My mind tells me that it doesn't exists but I haven't any prove.I tried to prove it but failed.Please help me.
 A: $$\lim_{x\to0^-} \frac{\sin\{x\}}{\{x\}}=\lim_{x\to0^-} \frac{\sin(x+1)}{(x+1)}=\sin(1)$$ and $$\lim_{x\to0^+} \frac{\sin\{x\}}{\{x\}}=\lim_{x\to0^+} \frac{\sin(x)}{x}=1 \neq \sin(1)$$ The left and right hand limits are not equal, therefore the limit does not exist.
A: Hint:
If $x \in [-1,0)$ then $\lfloor x \rfloor=-1$.

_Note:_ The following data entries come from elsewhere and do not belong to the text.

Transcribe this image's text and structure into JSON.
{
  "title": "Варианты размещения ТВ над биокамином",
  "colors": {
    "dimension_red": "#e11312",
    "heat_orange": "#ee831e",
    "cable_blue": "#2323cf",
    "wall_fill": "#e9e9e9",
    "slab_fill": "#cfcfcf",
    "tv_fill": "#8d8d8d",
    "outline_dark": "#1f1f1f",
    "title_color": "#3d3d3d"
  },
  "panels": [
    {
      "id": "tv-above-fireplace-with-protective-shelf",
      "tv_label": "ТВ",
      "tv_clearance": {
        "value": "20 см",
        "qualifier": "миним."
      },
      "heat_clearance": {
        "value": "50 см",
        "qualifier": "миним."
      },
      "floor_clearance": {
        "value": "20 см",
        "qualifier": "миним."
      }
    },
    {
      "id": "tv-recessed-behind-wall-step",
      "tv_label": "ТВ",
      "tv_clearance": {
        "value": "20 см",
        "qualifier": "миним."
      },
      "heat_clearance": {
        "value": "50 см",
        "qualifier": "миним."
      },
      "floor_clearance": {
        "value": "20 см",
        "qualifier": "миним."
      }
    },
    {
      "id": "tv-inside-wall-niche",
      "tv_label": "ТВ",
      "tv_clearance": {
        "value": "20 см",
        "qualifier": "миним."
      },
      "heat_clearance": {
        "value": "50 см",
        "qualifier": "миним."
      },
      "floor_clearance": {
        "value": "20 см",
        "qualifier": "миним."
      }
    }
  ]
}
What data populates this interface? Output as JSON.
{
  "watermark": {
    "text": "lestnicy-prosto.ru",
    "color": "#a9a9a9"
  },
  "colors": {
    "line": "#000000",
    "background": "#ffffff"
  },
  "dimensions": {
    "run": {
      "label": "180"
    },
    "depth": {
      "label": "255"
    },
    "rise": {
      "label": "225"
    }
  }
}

A: To prove the limit does not exist. 
take $$a_=\frac{1}{n} ,b_n=\frac{-1}{n}$$note that $$a_n ,b_n \to 0  \text{ when } n\to \infty$$   now put $a_n,b_n \to x$
$$\lim_{x\to 0} \frac{\sin{\{x\}}}{\{x\}}=\lim_{n\to \infty} \frac{\sin{\{a_n\}}}{\{a_n\}}\tag{1}$$
$$\lim_{x\to 0} \frac{\sin{\{x\}}}{\{x\}}=\lim_{n\to \infty} \frac{\sin{\{b_n\}}}{\{b_n\}}\tag{2}$$
note that 
for (1)$$\lim_{x\to 0} \frac{\sin{\{x\}}}{\{x\}}=\lim_{n\to \infty} \frac{\sin{\{a_n\}}}{\{a_n\}}=\lim_{n\to \infty} \frac{\frac{1}{n}}{\frac{1}{n}} \to 1$$
for (2) 
$$\lim_{x\to 0} \frac{\sin{\{x\}}}{\{x\}}=\lim_{n\to \infty} \frac{\sin{\{b_n\}}}{\{b_n\}}=\\\lim_{n\to \infty} \frac{\sin{\{\frac{-1}{n}\}}}{\{\frac{-1}{n}\}}=\\
\lim_{n\to \infty} \frac{\sin(1-\frac{1}{n})}{(1-\frac{1}{n})}\to sin 1$$ so :
the limit does not exist because $$a_n,b_n \to 0 \\but\\\lim_{n\to \infty}f(a_n) \neq \lim_{n\to \infty}f(b_n)$$